I am using the MelSpectrogram, which is just using Spectrogram under the hood, from torchaudio. I am also using a Conformer from torchaudio. When I put the results of the spectrogram transform into the Conformer, it appears that I need to transpose it. Is that right? I’m surprised if everyone is doing that…

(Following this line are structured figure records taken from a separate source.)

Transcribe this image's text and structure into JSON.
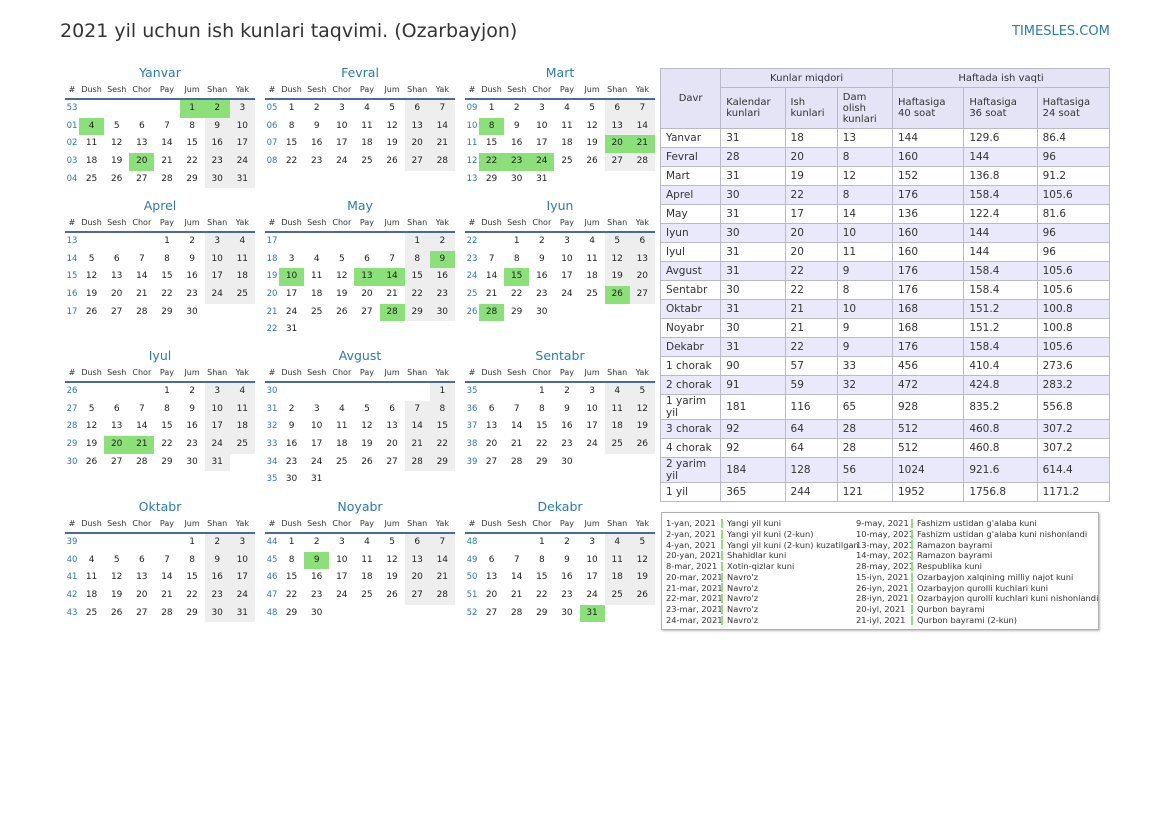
{
  "title": "2021 yil uchun ish kunlari taqvimi. (Ozarbayjon)",
  "brand": "TIMESLES.COM",
  "weekday_headers": [
    "#",
    "Dush",
    "Sesh",
    "Chor",
    "Pay",
    "Jum",
    "Shan",
    "Yak"
  ],
  "colors": {
    "holiday": "#8be07a",
    "weekend": "#eeeeee",
    "accent": "#2a7ab0"
  },
  "months": [
    {
      "name": "Yanvar",
      "weeks": [
        {
          "w": "53",
          "d": [
            "",
            "",
            "",
            "",
            "1",
            "2",
            "3"
          ]
        },
        {
          "w": "01",
          "d": [
            "4",
            "5",
            "6",
            "7",
            "8",
            "9",
            "10"
          ]
        },
        {
          "w": "02",
          "d": [
            "11",
            "12",
            "13",
            "14",
            "15",
            "16",
            "17"
          ]
        },
        {
          "w": "03",
          "d": [
            "18",
            "19",
            "20",
            "21",
            "22",
            "23",
            "24"
          ]
        },
        {
          "w": "04",
          "d": [
            "25",
            "26",
            "27",
            "28",
            "29",
            "30",
            "31"
          ]
        }
      ],
      "holidays": [
        1,
        2,
        4,
        20
      ]
    },
    {
      "name": "Fevral",
      "weeks": [
        {
          "w": "05",
          "d": [
            "1",
            "2",
            "3",
            "4",
            "5",
            "6",
            "7"
          ]
        },
        {
          "w": "06",
          "d": [
            "8",
            "9",
            "10",
            "11",
            "12",
            "13",
            "14"
          ]
        },
        {
          "w": "07",
          "d": [
            "15",
            "16",
            "17",
            "18",
            "19",
            "20",
            "21"
          ]
        },
        {
          "w": "08",
          "d": [
            "22",
            "23",
            "24",
            "25",
            "26",
            "27",
            "28"
          ]
        }
      ],
      "holidays": []
    },
    {
      "name": "Mart",
      "weeks": [
        {
          "w": "09",
          "d": [
            "1",
            "2",
            "3",
            "4",
            "5",
            "6",
            "7"
          ]
        },
        {
          "w": "10",
          "d": [
            "8",
            "9",
            "10",
            "11",
            "12",
            "13",
            "14"
          ]
        },
        {
          "w": "11",
          "d": [
            "15",
            "16",
            "17",
            "18",
            "19",
            "20",
            "21"
          ]
        },
        {
          "w": "12",
          "d": [
            "22",
            "23",
            "24",
            "25",
            "26",
            "27",
            "28"
          ]
        },
        {
          "w": "13",
          "d": [
            "29",
            "30",
            "31",
            "",
            "",
            "",
            ""
          ]
        }
      ],
      "holidays": [
        8,
        20,
        21,
        22,
        23,
        24
      ]
    },
    {
      "name": "Aprel",
      "weeks": [
        {
          "w": "13",
          "d": [
            "",
            "",
            "",
            "1",
            "2",
            "3",
            "4"
          ]
        },
        {
          "w": "14",
          "d": [
            "5",
            "6",
            "7",
            "8",
            "9",
            "10",
            "11"
          ]
        },
        {
          "w": "15",
          "d": [
            "12",
            "13",
            "14",
            "15",
            "16",
            "17",
            "18"
          ]
        },
        {
          "w": "16",
          "d": [
            "19",
            "20",
            "21",
            "22",
            "23",
            "24",
            "25"
          ]
        },
        {
          "w": "17",
          "d": [
            "26",
            "27",
            "28",
            "29",
            "30",
            "",
            ""
          ]
        }
      ],
      "holidays": []
    },
    {
      "name": "May",
      "weeks": [
        {
          "w": "17",
          "d": [
            "",
            "",
            "",
            "",
            "",
            "1",
            "2"
          ]
        },
        {
          "w": "18",
          "d": [
            "3",
            "4",
            "5",
            "6",
            "7",
            "8",
            "9"
          ]
        },
        {
          "w": "19",
          "d": [
            "10",
            "11",
            "12",
            "13",
            "14",
            "15",
            "16"
          ]
        },
        {
          "w": "20",
          "d": [
            "17",
            "18",
            "19",
            "20",
            "21",
            "22",
            "23"
          ]
        },
        {
          "w": "21",
          "d": [
            "24",
            "25",
            "26",
            "27",
            "28",
            "29",
            "30"
          ]
        },
        {
          "w": "22",
          "d": [
            "31",
            "",
            "",
            "",
            "",
            "",
            ""
          ]
        }
      ],
      "holidays": [
        9,
        10,
        13,
        14,
        28
      ]
    },
    {
      "name": "Iyun",
      "weeks": [
        {
          "w": "22",
          "d": [
            "",
            "1",
            "2",
            "3",
            "4",
            "5",
            "6"
          ]
        },
        {
          "w": "23",
          "d": [
            "7",
            "8",
            "9",
            "10",
            "11",
            "12",
            "13"
          ]
        },
        {
          "w": "24",
          "d": [
            "14",
            "15",
            "16",
            "17",
            "18",
            "19",
            "20"
          ]
        },
        {
          "w": "25",
          "d": [
            "21",
            "22",
            "23",
            "24",
            "25",
            "26",
            "27"
          ]
        },
        {
          "w": "26",
          "d": [
            "28",
            "29",
            "30",
            "",
            "",
            "",
            ""
          ]
        }
      ],
      "holidays": [
        15,
        26,
        28
      ]
    },
    {
      "name": "Iyul",
      "weeks": [
        {
          "w": "26",
          "d": [
            "",
            "",
            "",
            "1",
            "2",
            "3",
            "4"
          ]
        },
        {
          "w": "27",
          "d": [
            "5",
            "6",
            "7",
            "8",
            "9",
            "10",
            "11"
          ]
        },
        {
          "w": "28",
          "d": [
            "12",
            "13",
            "14",
            "15",
            "16",
            "17",
            "18"
          ]
        },
        {
          "w": "29",
          "d": [
            "19",
            "20",
            "21",
            "22",
            "23",
            "24",
            "25"
          ]
        },
        {
          "w": "30",
          "d": [
            "26",
            "27",
            "28",
            "29",
            "30",
            "31",
            ""
          ]
        }
      ],
      "holidays": [
        20,
        21
      ]
    },
    {
      "name": "Avgust",
      "weeks": [
        {
          "w": "30",
          "d": [
            "",
            "",
            "",
            "",
            "",
            "",
            "1"
          ]
        },
        {
          "w": "31",
          "d": [
            "2",
            "3",
            "4",
            "5",
            "6",
            "7",
            "8"
          ]
        },
        {
          "w": "32",
          "d": [
            "9",
            "10",
            "11",
            "12",
            "13",
            "14",
            "15"
          ]
        },
        {
          "w": "33",
          "d": [
            "16",
            "17",
            "18",
            "19",
            "20",
            "21",
            "22"
          ]
        },
        {
          "w": "34",
          "d": [
            "23",
            "24",
            "25",
            "26",
            "27",
            "28",
            "29"
          ]
        },
        {
          "w": "35",
          "d": [
            "30",
            "31",
            "",
            "",
            "",
            "",
            ""
          ]
        }
      ],
      "holidays": []
    },
    {
      "name": "Sentabr",
      "weeks": [
        {
          "w": "35",
          "d": [
            "",
            "",
            "1",
            "2",
            "3",
            "4",
            "5"
          ]
        },
        {
          "w": "36",
          "d": [
            "6",
            "7",
            "8",
            "9",
            "10",
            "11",
            "12"
          ]
        },
        {
          "w": "37",
          "d": [
            "13",
            "14",
            "15",
            "16",
            "17",
            "18",
            "19"
          ]
        },
        {
          "w": "38",
          "d": [
            "20",
            "21",
            "22",
            "23",
            "24",
            "25",
            "26"
          ]
        },
        {
          "w": "39",
          "d": [
            "27",
            "28",
            "29",
            "30",
            "",
            "",
            ""
          ]
        }
      ],
      "holidays": []
    },
    {
      "name": "Oktabr",
      "weeks": [
        {
          "w": "39",
          "d": [
            "",
            "",
            "",
            "",
            "1",
            "2",
            "3"
          ]
        },
        {
          "w": "40",
          "d": [
            "4",
            "5",
            "6",
            "7",
            "8",
            "9",
            "10"
          ]
        },
        {
          "w": "41",
          "d": [
            "11",
            "12",
            "13",
            "14",
            "15",
            "16",
            "17"
          ]
        },
        {
          "w": "42",
          "d": [
            "18",
            "19",
            "20",
            "21",
            "22",
            "23",
            "24"
          ]
        },
        {
          "w": "43",
          "d": [
            "25",
            "26",
            "27",
            "28",
            "29",
            "30",
            "31"
          ]
        }
      ],
      "holidays": []
    },
    {
      "name": "Noyabr",
      "weeks": [
        {
          "w": "44",
          "d": [
            "1",
            "2",
            "3",
            "4",
            "5",
            "6",
            "7"
          ]
        },
        {
          "w": "45",
          "d": [
            "8",
            "9",
            "10",
            "11",
            "12",
            "13",
            "14"
          ]
        },
        {
          "w": "46",
          "d": [
            "15",
            "16",
            "17",
            "18",
            "19",
            "20",
            "21"
          ]
        },
        {
          "w": "47",
          "d": [
            "22",
            "23",
            "24",
            "25",
            "26",
            "27",
            "28"
          ]
        },
        {
          "w": "48",
          "d": [
            "29",
            "30",
            "",
            "",
            "",
            "",
            ""
          ]
        }
      ],
      "holidays": [
        9
      ]
    },
    {
      "name": "Dekabr",
      "weeks": [
        {
          "w": "48",
          "d": [
            "",
            "",
            "1",
            "2",
            "3",
            "4",
            "5"
          ]
        },
        {
          "w": "49",
          "d": [
            "6",
            "7",
            "8",
            "9",
            "10",
            "11",
            "12"
          ]
        },
        {
          "w": "50",
          "d": [
            "13",
            "14",
            "15",
            "16",
            "17",
            "18",
            "19"
          ]
        },
        {
          "w": "51",
          "d": [
            "20",
            "21",
            "22",
            "23",
            "24",
            "25",
            "26"
          ]
        },
        {
          "w": "52",
          "d": [
            "27",
            "28",
            "29",
            "30",
            "31",
            "",
            ""
          ]
        }
      ],
      "holidays": [
        31
      ]
    }
  ],
  "table": {
    "period_header": "Davr",
    "group1": "Kunlar miqdori",
    "group2": "Haftada ish vaqti",
    "subheaders": [
      "Kalendar kunlari",
      "Ish kunlari",
      "Dam olish kunlari",
      "Haftasiga 40 soat",
      "Haftasiga 36 soat",
      "Haftasiga 24 soat"
    ],
    "rows": [
      [
        "Yanvar",
        "31",
        "18",
        "13",
        "144",
        "129.6",
        "86.4"
      ],
      [
        "Fevral",
        "28",
        "20",
        "8",
        "160",
        "144",
        "96"
      ],
      [
        "Mart",
        "31",
        "19",
        "12",
        "152",
        "136.8",
        "91.2"
      ],
      [
        "Aprel",
        "30",
        "22",
        "8",
        "176",
        "158.4",
        "105.6"
      ],
      [
        "May",
        "31",
        "17",
        "14",
        "136",
        "122.4",
        "81.6"
      ],
      [
        "Iyun",
        "30",
        "20",
        "10",
        "160",
        "144",
        "96"
      ],
      [
        "Iyul",
        "31",
        "20",
        "11",
        "160",
        "144",
        "96"
      ],
      [
        "Avgust",
        "31",
        "22",
        "9",
        "176",
        "158.4",
        "105.6"
      ],
      [
        "Sentabr",
        "30",
        "22",
        "8",
        "176",
        "158.4",
        "105.6"
      ],
      [
        "Oktabr",
        "31",
        "21",
        "10",
        "168",
        "151.2",
        "100.8"
      ],
      [
        "Noyabr",
        "30",
        "21",
        "9",
        "168",
        "151.2",
        "100.8"
      ],
      [
        "Dekabr",
        "31",
        "22",
        "9",
        "176",
        "158.4",
        "105.6"
      ],
      [
        "1 chorak",
        "90",
        "57",
        "33",
        "456",
        "410.4",
        "273.6"
      ],
      [
        "2 chorak",
        "91",
        "59",
        "32",
        "472",
        "424.8",
        "283.2"
      ],
      [
        "1 yarim yil",
        "181",
        "116",
        "65",
        "928",
        "835.2",
        "556.8"
      ],
      [
        "3 chorak",
        "92",
        "64",
        "28",
        "512",
        "460.8",
        "307.2"
      ],
      [
        "4 chorak",
        "92",
        "64",
        "28",
        "512",
        "460.8",
        "307.2"
      ],
      [
        "2 yarim yil",
        "184",
        "128",
        "56",
        "1024",
        "921.6",
        "614.4"
      ],
      [
        "1 yil",
        "365",
        "244",
        "121",
        "1952",
        "1756.8",
        "1171.2"
      ]
    ]
  },
  "holidays_list": {
    "left": [
      {
        "date": "1-yan, 2021",
        "name": "Yangi yil kuni"
      },
      {
        "date": "2-yan, 2021",
        "name": "Yangi yil kuni (2-kun)"
      },
      {
        "date": "4-yan, 2021",
        "name": "Yangi yil kuni (2-kun) kuzatilgan"
      },
      {
        "date": "20-yan, 2021",
        "name": "Shahidlar kuni"
      },
      {
        "date": "8-mar, 2021",
        "name": "Xotin-qizlar kuni"
      },
      {
        "date": "20-mar, 2021",
        "name": "Navro'z"
      },
      {
        "date": "21-mar, 2021",
        "name": "Navro'z"
      },
      {
        "date": "22-mar, 2021",
        "name": "Navro'z"
      },
      {
        "date": "23-mar, 2021",
        "name": "Navro'z"
      },
      {
        "date": "24-mar, 2021",
        "name": "Navro'z"
      }
    ],
    "right": [
      {
        "date": "9-may, 2021",
        "name": "Fashizm ustidan g'alaba kuni"
      },
      {
        "date": "10-may, 2021",
        "name": "Fashizm ustidan g'alaba kuni nishonlandi"
      },
      {
        "date": "13-may, 2021",
        "name": "Ramazon bayrami"
      },
      {
        "date": "14-may, 2021",
        "name": "Ramazon bayrami"
      },
      {
        "date": "28-may, 2021",
        "name": "Respublika kuni"
      },
      {
        "date": "15-iyn, 2021",
        "name": "Ozarbayjon xalqining milliy najot kuni"
      },
      {
        "date": "26-iyn, 2021",
        "name": "Ozarbayjon qurolli kuchlari kuni"
      },
      {
        "date": "28-iyn, 2021",
        "name": "Ozarbayjon qurolli kuchlari kuni nishonlandi"
      },
      {
        "date": "20-iyl, 2021",
        "name": "Qurbon bayrami"
      },
      {
        "date": "21-iyl, 2021",
        "name": "Qurbon bayrami (2-kun)"
      }
    ]
  }
}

self.transform = torchaudio.transforms.MelSpectrogram(
sample_rate=config.sample_rate,
n_fft=n_fft,
hop_length=hop_length,
n_mels=n_mels
)
self.conformer = torchaudio.models.Conformer(
input_dim=config.input_dim,
num_heads=config.num_heads,
ffn_dim=config.ffn_dim,
num_layers=config.num_layers,
depthwise_conv_kernel_size=config.depthwise_conv_kernel_size,
dropout=config.dropout,
use_group_norm=config.use_group_norm,
convolution_first=config.convolution_first,
)
mel_spectrogram = self.transform(audio)
mel_spectrogram = torch.transpose(mel_spectrogram, 1, 2)
log_mel = torch.log(mel_spectrogram + 1e-9)
bs, length, _ = log_mel.shape
lengths = torch.ones(bs, device=log_mel.device) * length
output, _ = self.conformer(log_mel, lengths)